Passaggio ad altro operatore: inadempimento gestori telefonici

In tema di passaggio della linea telefonica ad altro operatore con portabilità del numero, laddove, alla data prevista per la migrazione, la linea risulti disabilitata, va dichiarato l’inadempimento contrattuale di entrambi i gestori telefonici coinvolti (quello da cui si proviene e quello con il quale è stato sottoscritto il nuovo contratto), in quanto unici soggetti abilitati a gestire la procedura, con conseguente condanna al risarcimento del danno, da liquidarsi anche equitativamente.

Tribunale Roma sez. X, 02/11/2016, n.20273



7 Commenti

  1. Buonasera sono rimasta senza linea telefonica e internet per diversi giorni a causa di un guasto che il mio operatore non è riuscito a risolvere. come posso chiedere un risarcimento?
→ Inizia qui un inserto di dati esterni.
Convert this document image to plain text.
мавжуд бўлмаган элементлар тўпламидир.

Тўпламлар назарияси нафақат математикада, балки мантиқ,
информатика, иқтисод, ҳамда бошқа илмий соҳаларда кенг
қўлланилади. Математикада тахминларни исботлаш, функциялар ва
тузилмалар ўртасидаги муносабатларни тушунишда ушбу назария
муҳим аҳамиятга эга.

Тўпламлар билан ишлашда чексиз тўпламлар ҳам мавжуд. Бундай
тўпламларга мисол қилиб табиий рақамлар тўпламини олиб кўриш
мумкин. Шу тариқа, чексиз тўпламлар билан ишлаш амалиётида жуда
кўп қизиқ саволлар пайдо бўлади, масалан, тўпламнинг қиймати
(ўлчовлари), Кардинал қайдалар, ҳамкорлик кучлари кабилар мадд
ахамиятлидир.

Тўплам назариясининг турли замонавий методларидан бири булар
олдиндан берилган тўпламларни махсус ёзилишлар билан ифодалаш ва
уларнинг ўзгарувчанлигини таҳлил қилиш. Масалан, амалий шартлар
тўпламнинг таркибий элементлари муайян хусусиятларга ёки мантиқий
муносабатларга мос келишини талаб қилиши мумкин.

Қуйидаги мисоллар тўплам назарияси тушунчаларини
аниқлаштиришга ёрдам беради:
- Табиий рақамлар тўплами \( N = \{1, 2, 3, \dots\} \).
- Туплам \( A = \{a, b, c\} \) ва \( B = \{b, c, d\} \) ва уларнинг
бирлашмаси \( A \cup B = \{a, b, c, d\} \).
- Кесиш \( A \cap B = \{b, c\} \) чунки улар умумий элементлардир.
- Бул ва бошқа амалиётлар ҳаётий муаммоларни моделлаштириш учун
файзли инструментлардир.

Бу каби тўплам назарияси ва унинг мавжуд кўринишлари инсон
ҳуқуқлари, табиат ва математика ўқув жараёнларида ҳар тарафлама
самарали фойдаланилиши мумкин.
Vi ringrazio in anticpo. Vi seguo sempre e devo dire che trovo sempre notizie interessanti sul vostro sito.

    1. Ciascun operatore telefonico è tenuto ad avere la cosiddetta carta servizi, un documento in cui vengono descritti i servizi e gli standard qualitativi offerti, i diritti e gli obblighi derivanti dal rapporto contrattuale col cliente. Nella carta servizi, la casa di telefonia si impegna a riparare guasti e disservizi entro un tempo prestabilito (che varia da azienda ad azienda) sforato il quale, il cliente ha diritto a un indennizzo.Se si verifica un problema o un guasto sulla linea telefonica, è necessario segnalarlo al centro assistenza. Alcune società telefoniche fissano il tempo di riparazione nelle 24 ore successive alla segnalazione, altre nei due giorni successivi alla segnalazione, altre ancora hanno tempi più lunghi. Qualora il guasto si protragga oltre questo tempo, l’utente ha diritto a un indennizzo, che varia da azienda ad azienda. L’indennizzo è giornaliero e alcuni operatori prevedono un tetto massimo: ad esempio, 10 euro per ogni giorno di ritardo, per un massimo di 100 euro. L’indennizzo non può in ogni caso essere inferiore alle 5 euro giornaliere.Al fine di ottenerlo, è necessario quindi provvedere alla segnalazione del guasto tramite il centro assistenza o tramite il sito internet dell’operatore. Superato il tempo limite indicato nella carta servizi per la riparazione del guasto, scatta il diritto all’indennizzo, che va fatto valere attraverso l’invio di una richiesta scritta, tramite raccomandata con ricevuta di ritorno, anticipando magari il tutto via fax (facoltativo). Tale richiesta deve avere un oggetto preciso: “Richiesta di indennizzo”. Devono essere indicati:
      – i dati personali dell’intestatario dell’utenza;
      – il numero dell’utenza;
      – il codice cliente (presente in fattura);
      – la tipologia di disservizio;
      –la data e l’ora della segnalazione;
      – i giorni trascorsi per la riparazione (qualora la riparazione sia avvenuta).
      – la richiesta di indennizzo, con annessa citazione della normativa di riferimento sugli indennizzi.
      L’operatore deve rispondere alla richiesta di indennizzo entro un tempo prestabilito, superato il quale scatta un ulteriore indennizzo. Qualora non vi sia alcuna riposta o la risposta sia negativa, qualora non vi sia accordo sulla misura dell’indennizzo e per qualunque altra divergenza contrattuale, è possibile rivolgersi al Co.Re.Com della propria regione: il Co.Re.Com è un organismo di conciliazione che rappresenta una tappa obbligata per poter proporre, qualora la conciliazione non riuscisse, un’azione giudiziale.

    1. Anche se può sembrare banale, la posizione del tuo router WiFi è la prima cosa che dovresti verificare per comprendere e porre fine ai problemi di scarsa ricezione. Anche il miglior router sul mercato ha infatti una distanza massima a cui può estendere il segnale, che può essere più o meno ampia a seconda del modello e della marca del dispositivo. Dovresti, prima di tutto, verificare la portata del router, e in secondo luogo verificare la possibilità di uno spostamento di quest’ultimo.La posizione attuale potrebbe infatti non essere quella ottimale per raggiungere tutti i posti in cui lavori o tutti i dispositivi che necessitano di una connessione prestante al WiFi. Nella ricerca di una nuova posizione, tieni conto anche di muri, scale, pavimenti e voluminosi oggetti di metallo che potrebbero indebolire il segnale WiFi, vanificando di conseguenza tutti gli sforzi da te fatti per estendere il segnale.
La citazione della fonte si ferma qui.